The Mud Creek Boys, an acoustic trio based out of Wolfville, Nova Scotia, play an eclectic mix of old-time country, bluegrass, blues and swing. They especially seek out those “old tunes that everyone remembers but no one plays anymore”. J.P. Huang plays guitar and mandolin, Peter Williams plays guitar and bass, and Ian Spooner plays banjo and guitar.
The Mud Creek Boys have performed in many different venues across western Nova Scotia, and been part of a showcase at the Lunenburg Folk Festival. To a great extent, their repertoire draws from traditional sources, such as the Delmore Brothers, the Carter Family, and Woody Guthrie, but numbers by contemporary artists, such as Alison Krauss and Union Station, Peter Rowan, The Beatles and The Dillards, also find their way into the mix.
Special guest Gary Ness, now a retired professor who was with Acadia University for many years, joins the Mud Creek Boys, for the “train show.” Gary is a historical train enthusiast and has written two books on the Dominion Atlantic Railway. As part of the “train show,” he will tell stories about trains and share from the vast collection of train photos he has collected over the years.
This engaging acoustic duo, Robbie Smith and Kathleen Glauser, has developed a beautiful balance between singing songs with depth and lyrical imagery, and performing them with a sense of humour and rich harmonies. They are both from the Shelburne, NS, area and have been a musical duo since 2008.
Robbie is an extremely talented songwriter; his inspired lyrics capture the essence of life lived by and on the sea, and, as one audience member noted, “Rob’s superb guitar skills stopped us dead in our tracks.” Kath’s clear engaging voice and vocal harmonies help to breathe life into those lyrics…she’s a natural with a great sense of harmony and timing.
Their repertoire of originals and familiar favorites never fail to please and they don’t just sing, they entertain. They love to interact with their listeners and they’ll sing their hearts out for you.
The Modern Grass has been creating quite a stir in the Canadian music scene since this group of five musicians came together in 2011. They’ve already had a successful Canadian tour and their debut album, The Modern Grass Quartet, was nominated for Music Nova Scotia’s Best Country/Bluegrass album of the year in 2011. They followed that up with a second album, High on the Mountain, earlier this year. The Modern Grass features Donald Maclennan, Adam Pye, Andrew Sneddon, Dan MacCormack and Tom Terrell.
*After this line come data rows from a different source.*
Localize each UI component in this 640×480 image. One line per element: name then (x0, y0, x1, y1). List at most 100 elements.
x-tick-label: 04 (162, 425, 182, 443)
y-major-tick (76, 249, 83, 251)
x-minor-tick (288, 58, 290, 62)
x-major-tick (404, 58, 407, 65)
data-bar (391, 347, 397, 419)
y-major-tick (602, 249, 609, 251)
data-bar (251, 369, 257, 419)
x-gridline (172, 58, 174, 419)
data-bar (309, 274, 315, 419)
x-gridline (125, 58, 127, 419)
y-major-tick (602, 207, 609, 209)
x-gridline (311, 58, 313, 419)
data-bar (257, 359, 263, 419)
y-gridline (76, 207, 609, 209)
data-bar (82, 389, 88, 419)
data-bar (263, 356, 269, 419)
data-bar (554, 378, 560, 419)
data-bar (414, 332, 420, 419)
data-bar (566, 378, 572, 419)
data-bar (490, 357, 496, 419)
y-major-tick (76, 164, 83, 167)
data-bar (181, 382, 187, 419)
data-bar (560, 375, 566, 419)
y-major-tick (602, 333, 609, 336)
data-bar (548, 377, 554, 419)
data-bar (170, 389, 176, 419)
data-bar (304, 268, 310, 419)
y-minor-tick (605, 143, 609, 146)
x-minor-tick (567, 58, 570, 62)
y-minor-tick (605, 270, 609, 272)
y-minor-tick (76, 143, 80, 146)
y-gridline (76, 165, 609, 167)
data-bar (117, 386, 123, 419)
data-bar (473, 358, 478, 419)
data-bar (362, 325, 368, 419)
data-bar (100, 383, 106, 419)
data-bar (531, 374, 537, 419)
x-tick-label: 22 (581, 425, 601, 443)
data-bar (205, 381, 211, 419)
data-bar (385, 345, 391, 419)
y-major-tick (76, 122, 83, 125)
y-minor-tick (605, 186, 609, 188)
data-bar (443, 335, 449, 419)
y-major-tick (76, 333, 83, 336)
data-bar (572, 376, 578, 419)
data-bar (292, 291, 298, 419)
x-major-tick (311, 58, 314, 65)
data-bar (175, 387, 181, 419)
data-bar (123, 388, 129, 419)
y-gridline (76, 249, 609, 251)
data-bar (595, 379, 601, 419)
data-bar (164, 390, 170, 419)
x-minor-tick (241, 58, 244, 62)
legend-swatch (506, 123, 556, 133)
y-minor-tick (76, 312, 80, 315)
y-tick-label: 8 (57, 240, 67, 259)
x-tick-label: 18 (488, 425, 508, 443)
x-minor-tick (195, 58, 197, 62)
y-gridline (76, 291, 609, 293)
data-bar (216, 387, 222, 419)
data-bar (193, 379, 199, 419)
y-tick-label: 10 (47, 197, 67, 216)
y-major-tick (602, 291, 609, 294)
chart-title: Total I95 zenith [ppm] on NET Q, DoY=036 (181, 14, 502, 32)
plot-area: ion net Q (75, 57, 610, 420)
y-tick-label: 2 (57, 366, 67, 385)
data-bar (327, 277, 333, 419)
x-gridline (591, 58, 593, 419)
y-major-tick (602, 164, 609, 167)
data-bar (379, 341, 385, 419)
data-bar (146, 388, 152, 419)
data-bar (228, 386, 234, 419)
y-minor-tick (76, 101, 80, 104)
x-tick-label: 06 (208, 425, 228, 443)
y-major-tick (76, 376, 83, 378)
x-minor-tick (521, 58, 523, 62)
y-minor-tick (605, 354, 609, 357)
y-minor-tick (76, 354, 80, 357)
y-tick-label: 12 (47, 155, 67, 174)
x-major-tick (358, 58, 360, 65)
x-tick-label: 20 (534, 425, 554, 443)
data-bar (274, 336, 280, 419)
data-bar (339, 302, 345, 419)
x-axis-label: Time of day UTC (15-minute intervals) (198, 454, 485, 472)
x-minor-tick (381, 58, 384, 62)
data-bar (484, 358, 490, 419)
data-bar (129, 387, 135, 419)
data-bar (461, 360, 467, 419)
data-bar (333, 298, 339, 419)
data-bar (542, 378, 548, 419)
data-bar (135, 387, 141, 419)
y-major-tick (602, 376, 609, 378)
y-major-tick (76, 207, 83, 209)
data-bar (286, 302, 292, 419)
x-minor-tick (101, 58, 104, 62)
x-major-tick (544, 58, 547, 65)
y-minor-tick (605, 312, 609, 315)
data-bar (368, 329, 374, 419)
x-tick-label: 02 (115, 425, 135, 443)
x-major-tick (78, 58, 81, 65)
The Quintet plays tribute to various musical traditions putting an acoustic spin on a mix of jazz, bluegrass, gypsy, blues, classical, and folk music. Seamlessly translating complex arrangements, adding their own innovation and improvisation, and then including Terrell’s down home songs and lyrics result in a distinctive and reassuring contrast. The Modern Grass in a breath of fresh air.
Charlie Wilson and Jude Pelley are Littlehouse, an acoustic duo focusing on original instrumental compositions with a Celtic twist. Charlie plays Irish flute and whistles and Jude plays guitars, mandolin, and Appalachian dulcimer. Traditional and contemporary influences are combined to create atmospheric music that has depth and complexity. They’ve had an exciting first year together, on the road performing across Canada and working on their first full length CD of original music. Look for its release date coming soon.
Charlie originally hails from the northwest of England, and when adventure called her to travel, she took her childhood passion for the flute with her, and over the years amassed quite a collection of her own compositions. Jude started life in Carbonear, Nfld. His life long interest in music could in part be attributed to his father’s involvement in the seminal Canadian folk rock group, Figgy Duff. Charlie and Jude now call southwestern Nova Scotia home.